In the command, 2. means the second ordinal value, in which case would be “some of the time” value. And because this is a comparison, the formulation is subtraction, whereas if we were to see the effects of both of their social activity to wife’s CESD score, then we would use addition. If need be, the relative-risk ratio option can be used with , rr. Looking at the results above, it seems that wife’s social activity would contribute more towards wife’s CESD scoring compared to husband’s social activity; this sounds reasonable, but the statistical significance shows that the model performs poorly on accuracy, most likely due to the sample size. This can also be alleviated if there were fewer answer choices, so there are more samples per answer.

For other functional forms and methods such as logit, see help lincom in the Stata documentation.


A.7 Marginal effects and graphing

GSEM with discrete \(y\) variable specification cannot directly interpret the magnitudes of coefficients, which is similar to logit and its derivatives. This means that an extra step is necessary for investigating marginal effects. What we need to do is select a point in the domain and see what the marginal effect of that point is. Stata automatically chooses the middle point for you. Then, let’s make a graph of the margins.

. margins social_wife
. marginsplot, xdimension(social_wife) horizontal ytitle("Wife socializing")

Looking at the above graph, it is apparent that there may be sample size issues for certain answers, especially for “never” answer. Beyond that, this shows that wife’s different levels of social activity does not have much effect on husband’s CESD score. In the x-axis, “Mu” stands for “marginal units” for CESD score.



A.8 .do file

use "P:\5707\ARC\W3\Release as of 12-06-18\nshap-3.0b3\w3\nshap_w3_core.dta"
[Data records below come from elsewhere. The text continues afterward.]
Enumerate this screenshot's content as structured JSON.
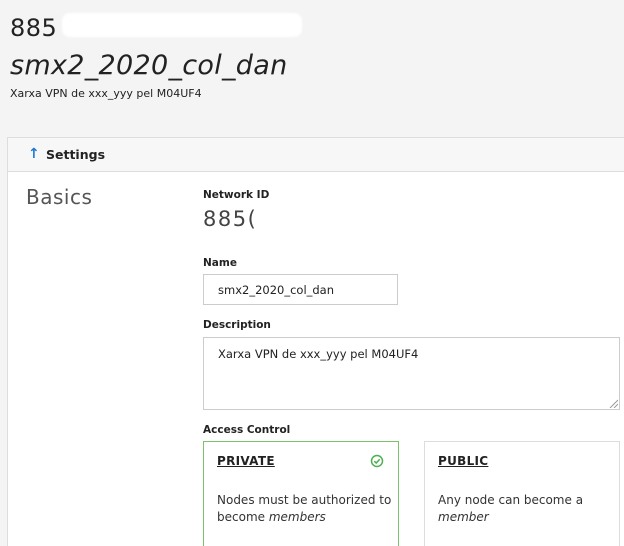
{
  "header": {
    "network_id": "885",
    "network_name": "smx2_2020_col_dan",
    "network_description": "Xarxa VPN de xxx_yyy pel M04UF4"
  },
  "settings": {
    "section_label": "Settings",
    "arrow_icon": "up-arrow-icon",
    "accent_color": "#1e7ad6"
  },
  "basics": {
    "heading": "Basics",
    "network_id_label": "Network ID",
    "network_id_value": "885(",
    "name_label": "Name",
    "name_value": "smx2_2020_col_dan",
    "description_label": "Description",
    "description_value": "Xarxa VPN de xxx_yyy pel M04UF4",
    "access_control_label": "Access Control"
  },
  "access": {
    "private": {
      "title": "PRIVATE",
      "selected": true,
      "icon": "check-circle-icon",
      "color": "#7bc36a",
      "body_text": "Nodes must be authorized to become ",
      "body_em": "members"
    },
    "public": {
      "title": "PUBLIC",
      "selected": false,
      "body_text": "Any node can become a ",
      "body_em": "member"
    }
  }
}
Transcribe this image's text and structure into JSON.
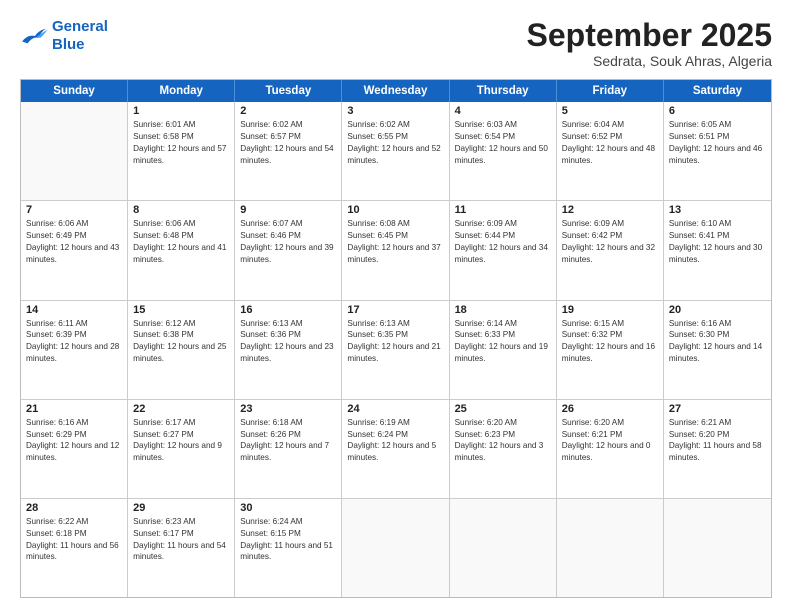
{
  "logo": {
    "line1": "General",
    "line2": "Blue"
  },
  "title": "September 2025",
  "subtitle": "Sedrata, Souk Ahras, Algeria",
  "header_days": [
    "Sunday",
    "Monday",
    "Tuesday",
    "Wednesday",
    "Thursday",
    "Friday",
    "Saturday"
  ],
  "weeks": [
    [
      {
        "day": "",
        "sunrise": "",
        "sunset": "",
        "daylight": ""
      },
      {
        "day": "1",
        "sunrise": "Sunrise: 6:01 AM",
        "sunset": "Sunset: 6:58 PM",
        "daylight": "Daylight: 12 hours and 57 minutes."
      },
      {
        "day": "2",
        "sunrise": "Sunrise: 6:02 AM",
        "sunset": "Sunset: 6:57 PM",
        "daylight": "Daylight: 12 hours and 54 minutes."
      },
      {
        "day": "3",
        "sunrise": "Sunrise: 6:02 AM",
        "sunset": "Sunset: 6:55 PM",
        "daylight": "Daylight: 12 hours and 52 minutes."
      },
      {
        "day": "4",
        "sunrise": "Sunrise: 6:03 AM",
        "sunset": "Sunset: 6:54 PM",
        "daylight": "Daylight: 12 hours and 50 minutes."
      },
      {
        "day": "5",
        "sunrise": "Sunrise: 6:04 AM",
        "sunset": "Sunset: 6:52 PM",
        "daylight": "Daylight: 12 hours and 48 minutes."
      },
      {
        "day": "6",
        "sunrise": "Sunrise: 6:05 AM",
        "sunset": "Sunset: 6:51 PM",
        "daylight": "Daylight: 12 hours and 46 minutes."
      }
    ],
    [
      {
        "day": "7",
        "sunrise": "Sunrise: 6:06 AM",
        "sunset": "Sunset: 6:49 PM",
        "daylight": "Daylight: 12 hours and 43 minutes."
      },
      {
        "day": "8",
        "sunrise": "Sunrise: 6:06 AM",
        "sunset": "Sunset: 6:48 PM",
        "daylight": "Daylight: 12 hours and 41 minutes."
      },
      {
        "day": "9",
        "sunrise": "Sunrise: 6:07 AM",
        "sunset": "Sunset: 6:46 PM",
        "daylight": "Daylight: 12 hours and 39 minutes."
      },
      {
        "day": "10",
        "sunrise": "Sunrise: 6:08 AM",
        "sunset": "Sunset: 6:45 PM",
        "daylight": "Daylight: 12 hours and 37 minutes."
      },
      {
        "day": "11",
        "sunrise": "Sunrise: 6:09 AM",
        "sunset": "Sunset: 6:44 PM",
        "daylight": "Daylight: 12 hours and 34 minutes."
      },
      {
        "day": "12",
        "sunrise": "Sunrise: 6:09 AM",
        "sunset": "Sunset: 6:42 PM",
        "daylight": "Daylight: 12 hours and 32 minutes."
      },
      {
        "day": "13",
        "sunrise": "Sunrise: 6:10 AM",
        "sunset": "Sunset: 6:41 PM",
        "daylight": "Daylight: 12 hours and 30 minutes."
      }
    ],
    [
      {
        "day": "14",
        "sunrise": "Sunrise: 6:11 AM",
        "sunset": "Sunset: 6:39 PM",
        "daylight": "Daylight: 12 hours and 28 minutes."
      },
      {
        "day": "15",
        "sunrise": "Sunrise: 6:12 AM",
        "sunset": "Sunset: 6:38 PM",
        "daylight": "Daylight: 12 hours and 25 minutes."
      },
      {
        "day": "16",
        "sunrise": "Sunrise: 6:13 AM",
        "sunset": "Sunset: 6:36 PM",
        "daylight": "Daylight: 12 hours and 23 minutes."
      },
      {
        "day": "17",
        "sunrise": "Sunrise: 6:13 AM",
        "sunset": "Sunset: 6:35 PM",
        "daylight": "Daylight: 12 hours and 21 minutes."
      },
      {
        "day": "18",
        "sunrise": "Sunrise: 6:14 AM",
        "sunset": "Sunset: 6:33 PM",
        "daylight": "Daylight: 12 hours and 19 minutes."
      },
      {
        "day": "19",
        "sunrise": "Sunrise: 6:15 AM",
        "sunset": "Sunset: 6:32 PM",
        "daylight": "Daylight: 12 hours and 16 minutes."
      },
      {
        "day": "20",
        "sunrise": "Sunrise: 6:16 AM",
        "sunset": "Sunset: 6:30 PM",
        "daylight": "Daylight: 12 hours and 14 minutes."
      }
    ],
    [
      {
        "day": "21",
        "sunrise": "Sunrise: 6:16 AM",
        "sunset": "Sunset: 6:29 PM",
        "daylight": "Daylight: 12 hours and 12 minutes."
      },
      {
        "day": "22",
        "sunrise": "Sunrise: 6:17 AM",
        "sunset": "Sunset: 6:27 PM",
        "daylight": "Daylight: 12 hours and 9 minutes."
      },
      {
        "day": "23",
        "sunrise": "Sunrise: 6:18 AM",
        "sunset": "Sunset: 6:26 PM",
        "daylight": "Daylight: 12 hours and 7 minutes."
      },
      {
        "day": "24",
        "sunrise": "Sunrise: 6:19 AM",
        "sunset": "Sunset: 6:24 PM",
        "daylight": "Daylight: 12 hours and 5 minutes."
      },
      {
        "day": "25",
        "sunrise": "Sunrise: 6:20 AM",
        "sunset": "Sunset: 6:23 PM",
        "daylight": "Daylight: 12 hours and 3 minutes."
      },
      {
        "day": "26",
        "sunrise": "Sunrise: 6:20 AM",
        "sunset": "Sunset: 6:21 PM",
        "daylight": "Daylight: 12 hours and 0 minutes."
      },
      {
        "day": "27",
        "sunrise": "Sunrise: 6:21 AM",
        "sunset": "Sunset: 6:20 PM",
        "daylight": "Daylight: 11 hours and 58 minutes."
      }
    ],
    [
      {
        "day": "28",
        "sunrise": "Sunrise: 6:22 AM",
        "sunset": "Sunset: 6:18 PM",
        "daylight": "Daylight: 11 hours and 56 minutes."
      },
      {
        "day": "29",
        "sunrise": "Sunrise: 6:23 AM",
        "sunset": "Sunset: 6:17 PM",
        "daylight": "Daylight: 11 hours and 54 minutes."
      },
      {
        "day": "30",
        "sunrise": "Sunrise: 6:24 AM",
        "sunset": "Sunset: 6:15 PM",
        "daylight": "Daylight: 11 hours and 51 minutes."
      },
      {
        "day": "",
        "sunrise": "",
        "sunset": "",
        "daylight": ""
      },
      {
        "day": "",
        "sunrise": "",
        "sunset": "",
        "daylight": ""
      },
      {
        "day": "",
        "sunrise": "",
        "sunset": "",
        "daylight": ""
      },
      {
        "day": "",
        "sunrise": "",
        "sunset": "",
        "daylight": ""
      }
    ]
  ]
}
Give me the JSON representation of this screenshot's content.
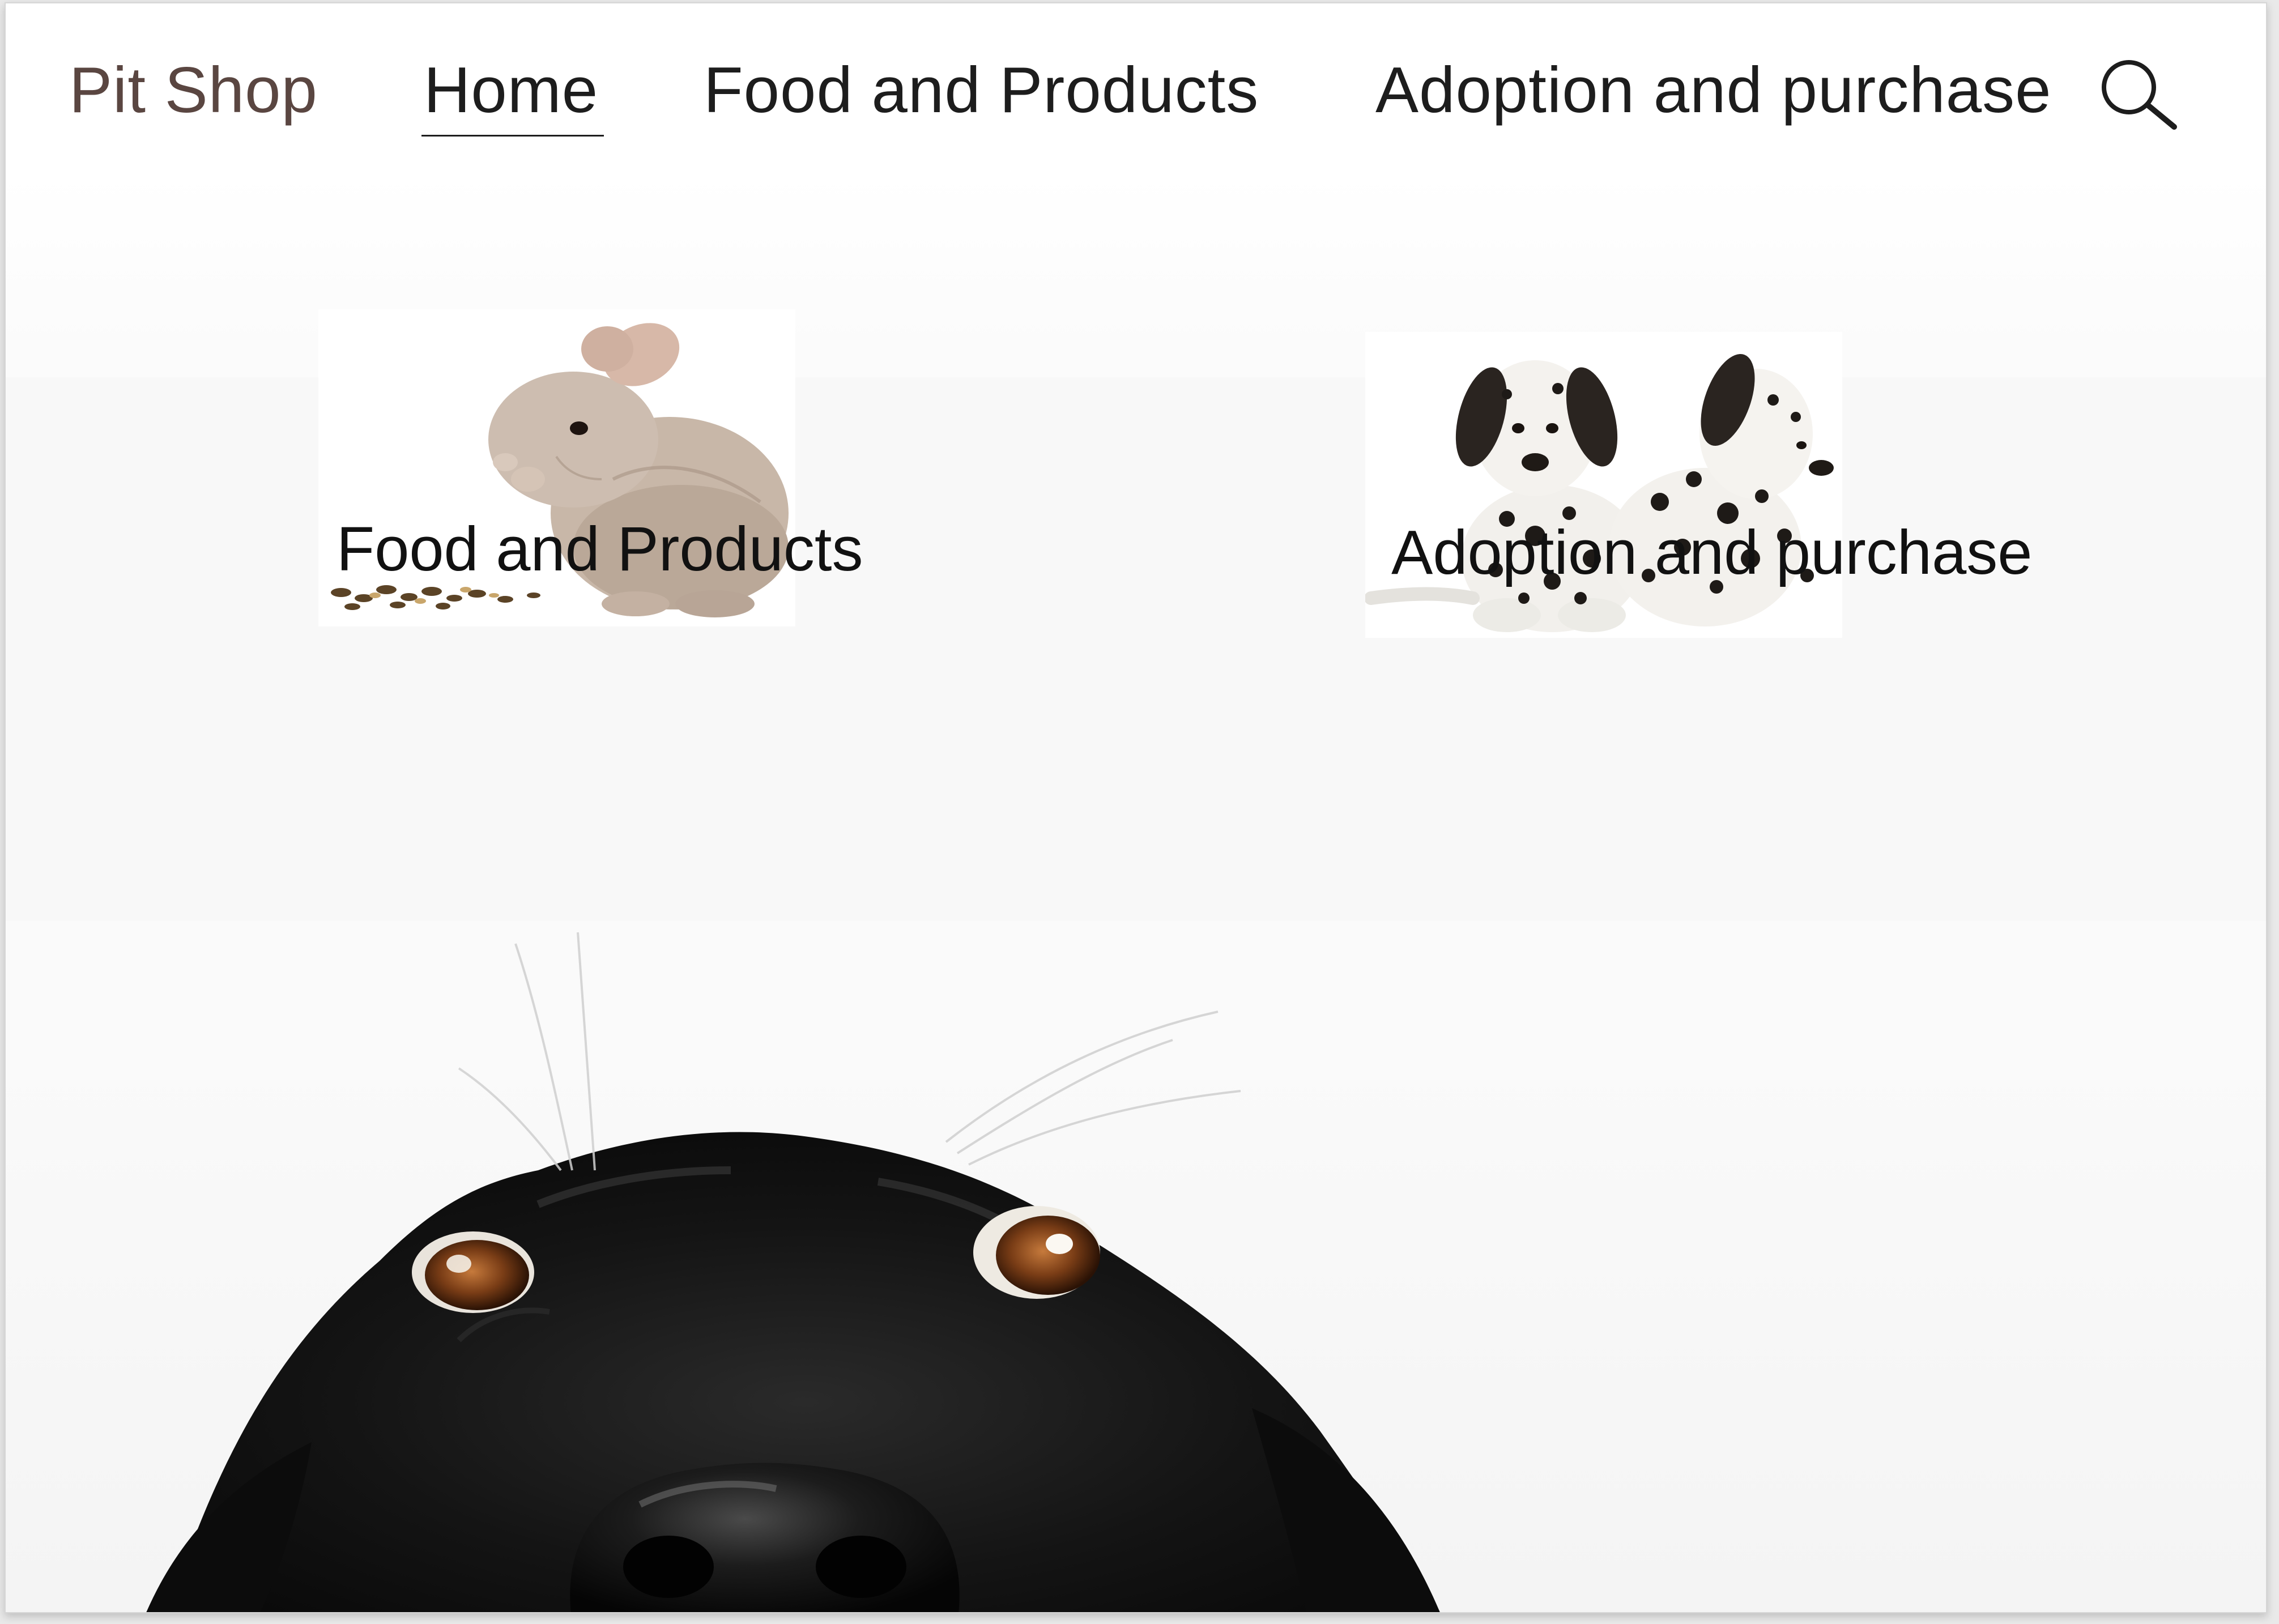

gen r_enjlife = 5 - enjlife
gen r_washapy = 5 - washapy
gen cesd_score = r_washapy + r_enjlife + noteat + fltdep + flteff + nosleep + waslonly + unfriend + fltsad + dislikd + notgetgo

keep if partner_id != ""

sort hh_id
by hh_id: egen sum_gender = sum(gender)
keep if sum_gender == 3

keep hh_id gender cesd_score social

reshape wide cesd_score social, i(hh_id) j(gender)
list in 1/5

ren social1 social_husband
ren social2 social_wife
ren cesd_score1 cesd_husband
ren cesd_score2 cesd_wife

gsem (i.social_husband -> cesd_wife) (i.social_husband -> cesd_husband) (i.social_wife -> cesd_wife) (i.social_wife -> cesd_husband), cov(e.cesd_husband*e.cesd_wife)

lincom [cesd_wife]2.social_husband - [cesd_wife]2.social_wife

margins social_wife
marginsplot, xdimension(social_wife) horizontal ytitle("Wife socializing")